We are honored to publish Alice Walker’s Pulitzer Prize– and National Book Award–winning novel The Color Purple as a Penguin Book. A powerful cultural touchstone of modern American literature, The Color Purple depicts the lives of African American women in early twentieth-century rural Georgia and broke the silence around domestic and sexual abuse, narrating the lives of women through their pain and struggle, companionship and growth, resilience and bravery.
Buried in the archive for almost ninety years, Claude McKay’s Romance in Marseille is a vital document of black modernism and one of the earliest overtly queer fictions in the African American tradition. The novel traces the adventures of a rowdy troupe of dockworkers, prostitutes, and political organizers—collectively straight and queer, disabled and able-bodied, African, European, Caribbean, and American—and is set largely in the culture-blending Vieux Port of Marseille at the height of the Jazz Age.

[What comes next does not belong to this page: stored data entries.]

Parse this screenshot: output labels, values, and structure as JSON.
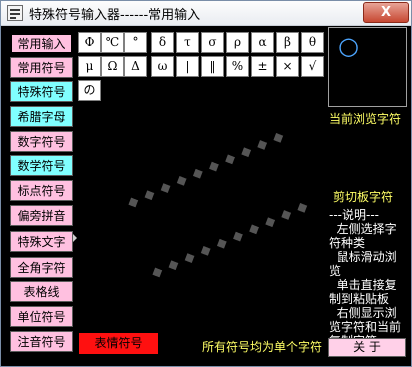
{
  "window": {
    "title": "特殊符号输入器------常用输入",
    "close_label": "X"
  },
  "sidebar": {
    "items": [
      {
        "label": "常用输入",
        "color": "pink"
      },
      {
        "label": "常用符号",
        "color": "pink"
      },
      {
        "label": "特殊符号",
        "color": "cyan"
      },
      {
        "label": "希腊字母",
        "color": "cyan"
      },
      {
        "label": "数字符号",
        "color": "pink"
      },
      {
        "label": "数学符号",
        "color": "cyan"
      },
      {
        "label": "标点符号",
        "color": "pink"
      },
      {
        "label": "偏旁拼音",
        "color": "pink"
      },
      {
        "label": "特殊文字",
        "color": "pink"
      },
      {
        "label": "全角字符",
        "color": "pink"
      },
      {
        "label": "表格线",
        "color": "pink"
      },
      {
        "label": "单位符号",
        "color": "pink"
      },
      {
        "label": "注音符号",
        "color": "pink"
      }
    ],
    "emoticon_label": "表情符号"
  },
  "symbols": {
    "row1": [
      "Φ",
      "℃",
      "°",
      "δ",
      "τ",
      "σ",
      "ρ",
      "α",
      "β",
      "θ"
    ],
    "row2": [
      "μ",
      "Ω",
      "Δ",
      "ω",
      "|",
      "‖",
      "%",
      "±",
      "×",
      "√"
    ],
    "row3": [
      "の"
    ]
  },
  "preview": {
    "glyph": "○",
    "caption": "当前浏览字符"
  },
  "clipboard": {
    "label": "剪切板字符"
  },
  "help": {
    "text": "---说明---\n  左侧选择字符种类\n  鼠标滑动浏览\n  单击直接复制到粘贴板\n  右侧显示浏览字符和当前复制字符"
  },
  "footer": {
    "note": "所有符号均为单个字符",
    "about_label": "关 于"
  },
  "colors": {
    "accent_pink": "#ffc0e0",
    "accent_cyan": "#80ffff",
    "emoticon_red": "#ff1010",
    "text_yellow": "#ffff66"
  }
}
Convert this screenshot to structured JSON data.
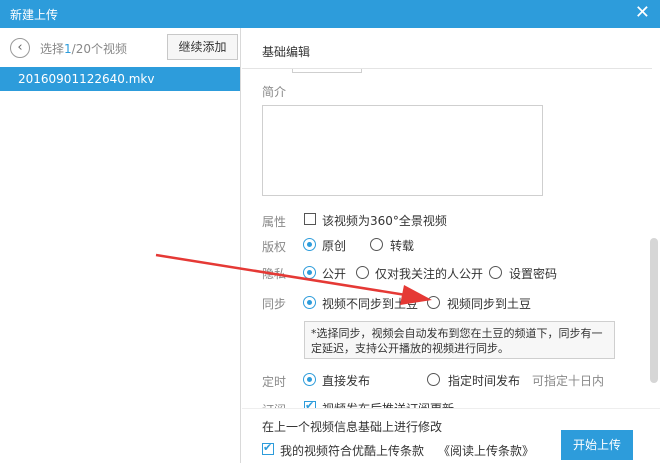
{
  "window": {
    "title": "新建上传",
    "close_glyph": "✕"
  },
  "sidebar": {
    "back_glyph": "‹",
    "count_prefix": "选择",
    "count_selected": "1",
    "count_suffix": "/20个视频",
    "continue_label": "继续添加",
    "files": [
      "20160901122640.mkv"
    ]
  },
  "form": {
    "section_title": "基础编辑",
    "intro_label": "简介",
    "attribute": {
      "label": "属性",
      "checkbox_label": "该视频为360°全景视频",
      "checked": false
    },
    "copyright": {
      "label": "版权",
      "options": [
        "原创",
        "转载"
      ],
      "selected": "原创"
    },
    "privacy": {
      "label": "隐私",
      "options": [
        "公开",
        "仅对我关注的人公开",
        "设置密码"
      ],
      "selected": "公开"
    },
    "sync": {
      "label": "同步",
      "options": [
        "视频不同步到土豆",
        "视频同步到土豆"
      ],
      "selected": "视频不同步到土豆"
    },
    "sync_note": "*选择同步，视频会自动发布到您在土豆的频道下，同步有一定延迟，支持公开播放的视频进行同步。",
    "timing": {
      "label": "定时",
      "options": [
        "直接发布",
        "指定时间发布"
      ],
      "selected": "直接发布",
      "hint": "可指定十日内"
    },
    "subscribe": {
      "label": "订阅",
      "checkbox_label": "视频发布后推送订阅更新",
      "checked": true
    }
  },
  "footer": {
    "modify_hint": "在上一个视频信息基础上进行修改",
    "agree_label": "我的视频符合优酷上传条款",
    "terms_link": "《阅读上传条款》",
    "agree_checked": true,
    "upload_label": "开始上传"
  },
  "colors": {
    "accent": "#2d9cdb",
    "arrow": "#e53935"
  },
  "icons": [
    "back-arrow-icon",
    "close-icon",
    "red-arrow-annotation"
  ]
}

We also recommend these other classic reads: Ida B. Wells’s investigative reporting in The Light of Truth, George S. Schuyler’s landmark comic satire Black No More, and Jean Toomer’s modernist masterpiece Cane. A new highlight to our series is The Housing Lark by Trinidad-born author Sam Selvon, whose humorous and poignant novel depicts a group of friends, Black and Indian, from Trinidad and Jamaica, and explores the Caribbean migrant experience in London in the 1960s.